$K|\mathbb{Q}_p$ un-ramified if and only if $(d_K)=(1)$: help with a passage I need some help in th last passage of this proof:

Suppose $K|\mathbb{Q}_p$ is un-ramified and of degree $n$. then $K=\mathbb{Q}_p(\alpha)$, where $\alpha$ can be taken to be an integral unit in $\mathcal{O}_K$. It's enough to show that the discriminant of $K|\mathbb{Q}_p$, denoted with $d_K$, is the trivial ideal $(1)$. We can use the integral basis $\{\alpha^i\}_1^n$ to compute it, and the fact that the extensions is separable. So $$(d_k)=(\det (\sigma_j\alpha^i))^2$$ where $\sigma_j$ are the $n$ embeddings of $K$ over $\mathbb{Q}_p$ in the algebraic closure of $K$. It's easy to see that such determinant is a Vandermonde determinant and it's equal to $$ \prod_{j<k}(\sigma_j\alpha - \sigma_k \alpha)^2$$

Then according to my lecturer, such determinant is clearly an integral unit, ending the proof. I really don't see why this is true: I tried to prove that each single element in the product is invertible (in the integral ring $\mathbb{Z}_p$) but the presence of the minus sign ruins this approach. I fear there is some kind of trick in this case, but I can't see it. Any suggestion?

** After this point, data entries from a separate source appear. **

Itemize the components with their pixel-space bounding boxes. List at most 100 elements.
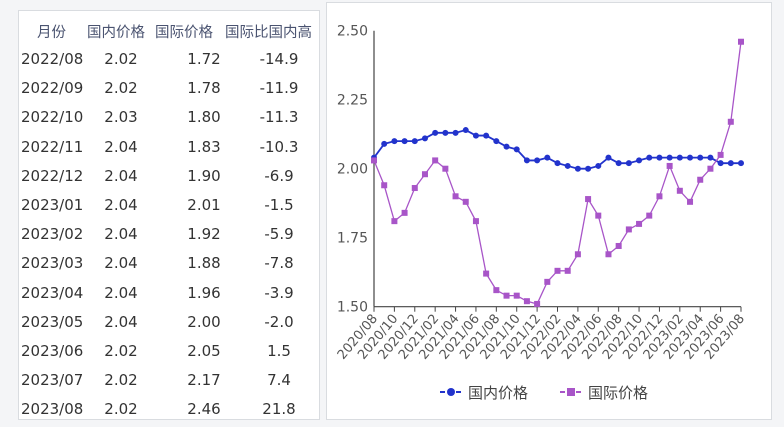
data-point-domestic [697, 154, 704, 161]
table-row: 2023/06 2.02 2.05 1.5 [19, 338, 319, 367]
cell-month: 2022/12 [21, 166, 84, 185]
data-point-international [432, 157, 439, 164]
data-point-international [554, 267, 561, 274]
cell-international: 2.01 [187, 196, 221, 214]
data-point-domestic [544, 154, 551, 161]
cell-domestic: 2.02 [104, 342, 138, 360]
data-point-international [371, 157, 377, 164]
price-table: 月份 国内价格 国际价格 国际比国内高 2022/08 2.02 1.72 -14.9… [18, 10, 320, 420]
data-point-domestic [625, 160, 632, 167]
cell-month: 2023/01 [21, 196, 84, 214]
data-point-international [717, 151, 724, 158]
data-point-domestic [656, 154, 663, 161]
legend-label: 国内价格 [468, 384, 528, 402]
cell-international: 2.00 [187, 312, 221, 331]
data-point-international [595, 212, 602, 219]
data-point-domestic [666, 154, 673, 161]
data-point-domestic [483, 132, 490, 139]
data-point-domestic [472, 132, 479, 139]
cell-international: 2.17 [187, 371, 221, 390]
cell-domestic: 2.04 [104, 283, 138, 302]
cell-international: 1.72 [187, 50, 221, 68]
cell-diff: -11.9 [259, 79, 299, 98]
data-point-international [401, 209, 408, 216]
cell-international: 1.88 [187, 254, 221, 273]
cell-domestic: 2.02 [104, 79, 138, 98]
cell-domestic: 2.04 [104, 166, 138, 185]
table-row: 2022/11 2.04 1.83 -10.3 [19, 134, 319, 163]
data-point-international [513, 292, 520, 299]
data-point-international [462, 198, 469, 205]
table-row: 2023/04 2.04 1.96 -3.9 [19, 280, 319, 309]
data-point-international [544, 278, 551, 285]
data-point-international [738, 38, 744, 45]
cell-month: 2023/04 [21, 283, 84, 302]
header-diff: 国际比国内高 [225, 25, 312, 41]
data-point-domestic [676, 154, 683, 161]
legend-label: 国际价格 [588, 384, 648, 402]
data-point-international [381, 182, 388, 189]
cell-domestic: 2.04 [104, 225, 138, 244]
data-point-domestic [523, 157, 530, 164]
data-point-domestic [605, 154, 612, 161]
data-point-international [523, 298, 530, 305]
y-tick-label: 1.75 [337, 231, 368, 247]
cell-international: 2.46 [187, 400, 221, 419]
series-line-1 [373, 41, 742, 305]
cell-diff: -2.0 [264, 312, 294, 331]
data-point-domestic [687, 154, 694, 161]
cell-month: 2023/05 [21, 312, 84, 331]
data-point-domestic [554, 160, 561, 167]
table-row: 2023/01 2.04 2.01 -1.5 [19, 192, 319, 221]
data-point-international [534, 300, 541, 307]
cell-diff: -3.9 [264, 283, 294, 302]
cell-diff: -7.8 [264, 254, 294, 273]
cell-month: 2022/10 [21, 108, 84, 127]
data-point-international [421, 171, 428, 178]
data-point-domestic [564, 162, 571, 169]
cell-diff: -1.5 [264, 196, 294, 214]
cell-month: 2023/02 [21, 225, 84, 244]
data-point-international [615, 242, 622, 249]
table-row: 2022/10 2.03 1.80 -11.3 [19, 104, 319, 133]
legend-circle-icon [447, 388, 455, 396]
cell-international: 1.78 [187, 79, 221, 98]
data-point-domestic [595, 162, 602, 169]
data-point-international [411, 185, 418, 192]
cell-month: 2023/06 [21, 342, 84, 360]
data-point-domestic [452, 129, 459, 136]
data-point-domestic [381, 140, 388, 147]
data-point-international [676, 187, 683, 194]
cell-diff: 1.5 [267, 342, 291, 360]
cell-domestic: 2.04 [104, 254, 138, 273]
data-point-domestic [442, 129, 449, 136]
header-month: 月份 [37, 25, 66, 41]
cell-month: 2023/08 [21, 400, 84, 419]
cell-diff: 21.8 [262, 400, 296, 419]
data-point-international [605, 251, 612, 258]
cell-diff: -10.3 [259, 137, 299, 156]
cell-domestic: 2.02 [104, 371, 138, 390]
chart-panel [326, 2, 772, 420]
table-row: 2022/08 2.02 1.72 -14.9 [19, 46, 319, 75]
data-point-domestic [411, 138, 418, 145]
data-point-international [727, 118, 734, 125]
cell-month: 2023/03 [21, 254, 84, 273]
data-point-international [564, 267, 571, 274]
cell-month: 2022/08 [21, 50, 84, 68]
data-point-domestic [534, 157, 541, 164]
cell-domestic: 2.04 [104, 137, 138, 156]
data-point-international [472, 218, 479, 225]
data-point-international [666, 162, 673, 169]
cell-international: 1.92 [187, 225, 221, 244]
data-point-domestic [401, 138, 408, 145]
y-tick-label: 1.50 [337, 300, 368, 316]
data-point-domestic [646, 154, 653, 161]
data-point-international [625, 226, 632, 233]
data-point-domestic [493, 138, 500, 145]
y-tick-label: 2.00 [337, 162, 368, 178]
data-point-domestic [462, 127, 469, 134]
data-point-domestic [707, 154, 714, 161]
data-point-international [687, 198, 694, 205]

 A: First of all, it seems that you are trying to prove the implication "$K/\mathbb Q_p$ unramified $\Rightarrow$ $\mathfrak d_{K/\mathbb Q_p} = \mathcal O_K$". Also, you didn't tell us what definition of unramified you are using (this might be relevant when you try to prove that two definitions are equivalent...). I will use:
Lemma. Let $K/\mathbb Q_p$ be a finite extension. Then $K$ is unramified if and only if the reduction map
\begin{align*}
f \colon \operatorname{Gal}(K/\mathbb Q_p) &\to \operatorname{Gal}(k/\mathbb F_p)\\
\sigma &\mapsto \bar \sigma
\end{align*}
is an isomorphism.
Answer to your question. If $K/\mathbb Q_p$ is unramified, then $f$ is an isomorphism. In particular, if $\sigma_i \neq \sigma_j$, then $\bar \sigma_i \neq \bar \sigma_j$. This shows that $\sigma_i(\alpha) - \sigma_j(\alpha)$ has to be a unit: if not, then $\bar \sigma_i(\bar \alpha) = \bar \sigma_j(\bar \alpha)$ (since $\mathbb Z_p$ is a local ring), which forces $\bar \sigma_i = \bar \sigma_j$ (since $\bar \alpha$ generates $k$ over $\mathbb F_p$), contradiction. $\square$